Une équipe de chercheurs franco-suédois a récemment mis en lumière le rôle crucial des fibres alimentaires dans la lutte contre l'obésité et le diabète. Leur étude, publiée dans la revue Cell, explore comment les fibres influencent la flore intestinale et la capacité de l'intestin à produire du glucose.
Il est largement reconnu que les aliments riches en fibres contribuent à la régulation du poids et à la prévention du diabète. Sous la direction de Gilles Mithieux, chercheur au CNRS, cette étude vise à comprendre le lien entre l'ingestion de fibres et la production de glucose par l'intestin.
Le mécanisme de protection
Selon Mithieux, l'intestin a la capacité de synthétiser du glucose et de le libérer dans la circulation sanguine, agissant ainsi entre les repas et durant la nuit. Ce glucose activé déclenche une réponse nerveuse via la veine porte, envoyant des signaux au cerveau qui atténuent la sensation de faim, augmentent la dépense énergétique, et réduisent la production hépatique de glucose.
Une étude innovante sur les rongeurs
Les chercheurs ont mené des expériences sur des rongeurs soumis à un régime enrichi en fibres fermentescibles, présentes dans plusieurs fruits et légumes. Ces fibres, bien qu'indigestes par l'intestin, sont fermentées par les bactéries intestinales en composés comme le propionate et le butyrate, assimilables par l'organisme.

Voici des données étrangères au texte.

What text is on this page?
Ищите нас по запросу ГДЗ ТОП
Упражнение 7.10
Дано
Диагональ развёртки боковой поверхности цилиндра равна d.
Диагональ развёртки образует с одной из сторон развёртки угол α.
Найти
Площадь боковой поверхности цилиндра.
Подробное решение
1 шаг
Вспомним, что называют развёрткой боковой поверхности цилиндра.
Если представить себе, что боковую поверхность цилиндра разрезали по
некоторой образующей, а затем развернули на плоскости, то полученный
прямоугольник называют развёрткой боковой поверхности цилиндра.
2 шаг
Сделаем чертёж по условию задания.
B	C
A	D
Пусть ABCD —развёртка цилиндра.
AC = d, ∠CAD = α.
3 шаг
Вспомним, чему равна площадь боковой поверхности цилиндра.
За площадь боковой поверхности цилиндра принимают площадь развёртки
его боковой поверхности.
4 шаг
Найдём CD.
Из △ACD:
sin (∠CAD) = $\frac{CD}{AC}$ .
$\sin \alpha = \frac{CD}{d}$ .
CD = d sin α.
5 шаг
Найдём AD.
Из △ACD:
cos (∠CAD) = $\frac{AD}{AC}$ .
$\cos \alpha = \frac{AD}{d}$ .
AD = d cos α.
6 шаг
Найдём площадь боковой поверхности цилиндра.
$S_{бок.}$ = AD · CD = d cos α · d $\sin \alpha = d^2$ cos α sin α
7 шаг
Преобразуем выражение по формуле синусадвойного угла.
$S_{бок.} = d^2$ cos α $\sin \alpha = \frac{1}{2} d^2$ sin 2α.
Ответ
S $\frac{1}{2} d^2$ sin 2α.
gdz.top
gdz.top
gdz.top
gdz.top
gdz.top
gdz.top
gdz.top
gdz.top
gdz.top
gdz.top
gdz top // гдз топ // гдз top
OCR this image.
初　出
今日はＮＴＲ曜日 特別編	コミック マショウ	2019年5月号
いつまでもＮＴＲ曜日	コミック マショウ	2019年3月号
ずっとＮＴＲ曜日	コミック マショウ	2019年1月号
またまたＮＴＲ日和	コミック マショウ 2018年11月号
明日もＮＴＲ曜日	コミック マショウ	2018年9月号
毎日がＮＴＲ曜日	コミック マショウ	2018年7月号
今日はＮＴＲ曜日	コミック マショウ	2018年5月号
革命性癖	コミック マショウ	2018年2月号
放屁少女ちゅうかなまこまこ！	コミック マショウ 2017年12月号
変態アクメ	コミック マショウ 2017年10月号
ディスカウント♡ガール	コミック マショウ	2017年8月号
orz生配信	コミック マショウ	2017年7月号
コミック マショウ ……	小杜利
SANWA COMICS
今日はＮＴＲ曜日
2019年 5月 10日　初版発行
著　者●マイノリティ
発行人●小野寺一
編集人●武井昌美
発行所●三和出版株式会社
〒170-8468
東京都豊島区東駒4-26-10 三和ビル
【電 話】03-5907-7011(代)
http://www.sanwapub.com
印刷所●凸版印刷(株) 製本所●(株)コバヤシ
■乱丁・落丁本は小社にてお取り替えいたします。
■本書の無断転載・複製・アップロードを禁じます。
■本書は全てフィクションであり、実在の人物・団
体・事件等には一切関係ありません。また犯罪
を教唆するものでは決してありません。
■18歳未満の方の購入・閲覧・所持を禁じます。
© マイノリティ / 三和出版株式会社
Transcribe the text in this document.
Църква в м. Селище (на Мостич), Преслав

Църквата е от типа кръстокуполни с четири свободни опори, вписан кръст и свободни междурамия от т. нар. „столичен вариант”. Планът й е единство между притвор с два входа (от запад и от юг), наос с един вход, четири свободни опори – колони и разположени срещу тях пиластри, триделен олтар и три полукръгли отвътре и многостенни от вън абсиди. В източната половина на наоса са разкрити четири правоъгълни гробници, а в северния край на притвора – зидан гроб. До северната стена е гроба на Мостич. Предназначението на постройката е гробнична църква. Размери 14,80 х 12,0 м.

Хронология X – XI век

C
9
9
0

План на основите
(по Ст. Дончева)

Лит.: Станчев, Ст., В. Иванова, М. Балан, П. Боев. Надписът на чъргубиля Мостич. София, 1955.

Les résultats sont impressionnants : les rongeurs ont montré une augmentation de la production de glucose tout en prenant moins de poids que ceux soumis à un régime standard. De plus, ces souris ont manifesté une meilleure sensibilité à l'insuline et une protection contre le diabète. En revanche, des souris génétiquement modifiées incapables de produire du glucose ont pris du poids et développé des symptômes diabétiques.
Implications et perspectives futures
Mithieux souligne que la production de glucose à partir du propionate et du butyrate est essentielle pour les effets bénéfiques des fibres sur l'organisme. L'étude met également en avant l'importance de la flore intestinale dans la fermentation des fibres, permettant ainsi la production de glucose qui soutient la santé métabolique.
Cette découverte ouvre la voie à de nouvelles recommandations nutritionnelles et pourrait également conduire à l'identification de nouvelles cibles thérapeutiques pour prévenir ou traiter l'obésité et le diabète.